One apparent flaw is that the model prices of caps and swaptions (obviously) also depend on the initial curve so the inverse function you learn today becomes irrelevant when rates change. To mitigate this, I would use Black-Scholes implied vols (or Bachelier implied vols to deal with negative rates) instead of market prices, that is a model of the type 'implied_vols = f(model_parameters)'.

Strike information is redundant for the calibration of Hull and White's model. This is a Gaussian model, its skew is always Gaussian and does not depend on parameters. For this reason, you would better calibrate to ATM instruments only and leave the problem of the strike structure for later, when you generalize to local/stochastic volatility extensions of HW a la Cheyette.

On the contrary, I would recommend calibrating to swaptions as well as caplets, especially in the multi-factor case, because the market values (or implied vols) of swaptions relative to caplets reflects a correlation information (basket effect).

To summarize, I would try calibrate 2FHW to a matrix (by expiry and underlying) of ATM Bachelier implied vols. Exact analytic formulas were derived in the 1990s, use them when you generate your training set for accuracy.

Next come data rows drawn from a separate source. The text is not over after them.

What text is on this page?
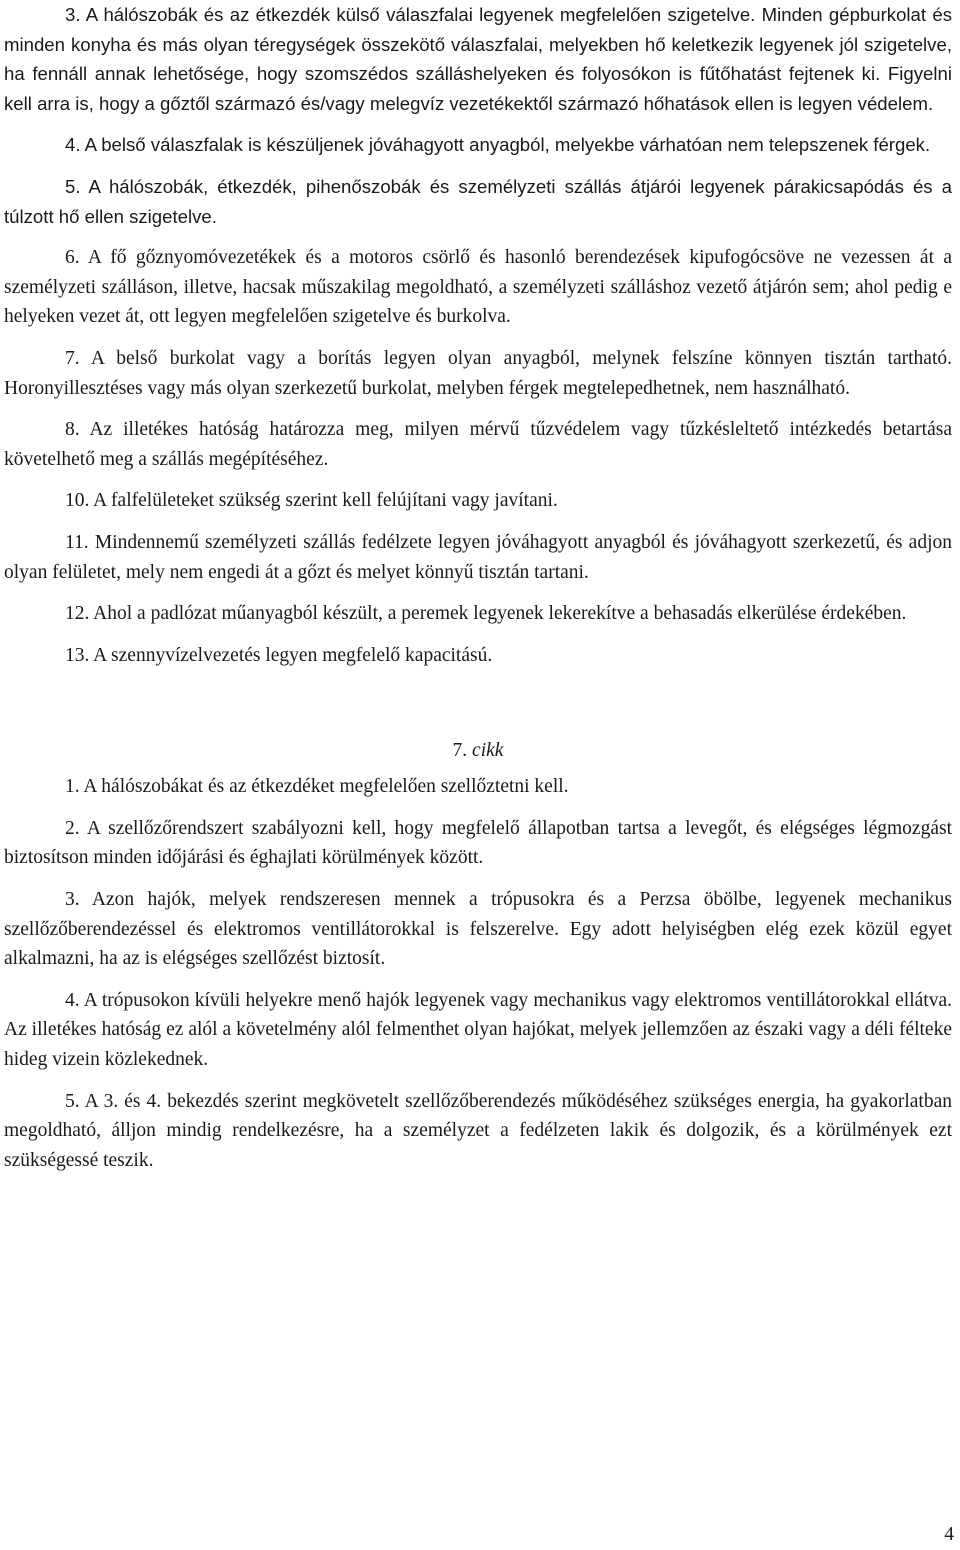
3. A hálószobák és az étkezdék külső válaszfalai legyenek megfelelően szigetelve. Minden gépburkolat és minden konyha és más olyan téregységek összekötő válaszfalai, melyekben hő keletkezik legyenek jól szigetelve, ha fennáll annak lehetősége, hogy szomszédos szálláshelyeken és folyosókon is fűtőhatást fejtenek ki. Figyelni kell arra is, hogy a gőztől származó és/vagy melegvíz vezetékektől származó hőhatások ellen is legyen védelem.

4. A belső válaszfalak is készüljenek jóváhagyott anyagból, melyekbe várhatóan nem telepszenek férgek.

5. A hálószobák, étkezdék, pihenőszobák és személyzeti szállás átjárói legyenek párakicsapódás és a túlzott hő ellen szigetelve.

6. A fő gőznyomóvezetékek és a motoros csörlő és hasonló berendezések kipufogócsöve ne vezessen át a személyzeti szálláson, illetve, hacsak műszakilag megoldható, a személyzeti szálláshoz vezető átjárón sem; ahol pedig e helyeken vezet át, ott legyen megfelelően szigetelve és burkolva.

7. A belső burkolat vagy a borítás legyen olyan anyagból, melynek felszíne könnyen tisztán tartható. Horonyillesztéses vagy más olyan szerkezetű burkolat, melyben férgek megtelepedhetnek, nem használható.

8. Az illetékes hatóság határozza meg, milyen mérvű tűzvédelem vagy tűzkésleltető intézkedés betartása követelhető meg a szállás megépítéséhez.

10. A falfelületeket szükség szerint kell felújítani vagy javítani.

11. Mindennemű személyzeti szállás fedélzete legyen jóváhagyott anyagból és jóváhagyott szerkezetű, és adjon olyan felületet, mely nem engedi át a gőzt és melyet könnyű tisztán tartani.

12. Ahol a padlózat műanyagból készült, a peremek legyenek lekerekítve a behasadás elkerülése érdekében.

13. A szennyvízelvezetés legyen megfelelő kapacitású.

7. cikk

1. A hálószobákat és az étkezdéket megfelelően szellőztetni kell.

2. A szellőzőrendszert szabályozni kell, hogy megfelelő állapotban tartsa a levegőt, és elégséges légmozgást biztosítson minden időjárási és éghajlati körülmények között.

3. Azon hajók, melyek rendszeresen mennek a trópusokra és a Perzsa öbölbe, legyenek mechanikus szellőzőberendezéssel és elektromos ventillátorokkal is felszerelve. Egy adott helyiségben elég ezek közül egyet alkalmazni, ha az is elégséges szellőzést biztosít.

4. A trópusokon kívüli helyekre menő hajók legyenek vagy mechanikus vagy elektromos ventillátorokkal ellátva. Az illetékes hatóság ez alól a követelmény alól felmenthet olyan hajókat, melyek jellemzően az északi vagy a déli félteke hideg vizein közlekednek.

5. A 3. és 4. bekezdés szerint megkövetelt szellőzőberendezés működéséhez szükséges energia, ha gyakorlatban megoldható, álljon mindig rendelkezésre, ha a személyzet a fedélzeten lakik és dolgozik, és a körülmények ezt szükségessé teszik.

4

This being said, I would start with a one-factor model and move on to the two-factor extension once I made that work. It is always best starting with the simplest example when trying new things.

When you generate your training set, make sure that the model parameters correctly sample the parameter space. I would recommend Sobol's sequence, ideally suited for this purpose.

Regarding the ANN architecture, I would not use a shallow network, as you may need an insane number of units to correctly represent the inverse function. I would expect better results with a small number of RELU activated hidden layers, each with a small number of units, followed by a sigmoidal output layer with as many units as you have parameters.

Finally, and perhaps more importantly to answer your question, it looks like you may have a severe overfitting problem: with 280 inputs and 100 neurons in your hidden layer, you have 28,000 parameters to learn for this weight matrix alone, with only 10,000 training examples. To confirm overfitting, compare the loss on your training set and your test set. An overfitted ANN does well on the training set but generalizes poorly.

To summarize (on the ANN end) I would try training a reasonably deep ANN with a small number of units, with a (much) larger training set, where the parameter space is sampled with Sobol, and the corresponding implied vols are computed with HW analytics. At first, respect the 'rule of 10' (10 times as much examples as you have weights in the ANN) and then, perhaps, try to relax and apply some regularization instead.

I wish you success. Please don't give up unless you find a good reason why it shouldn't work, and please let me know how it goes.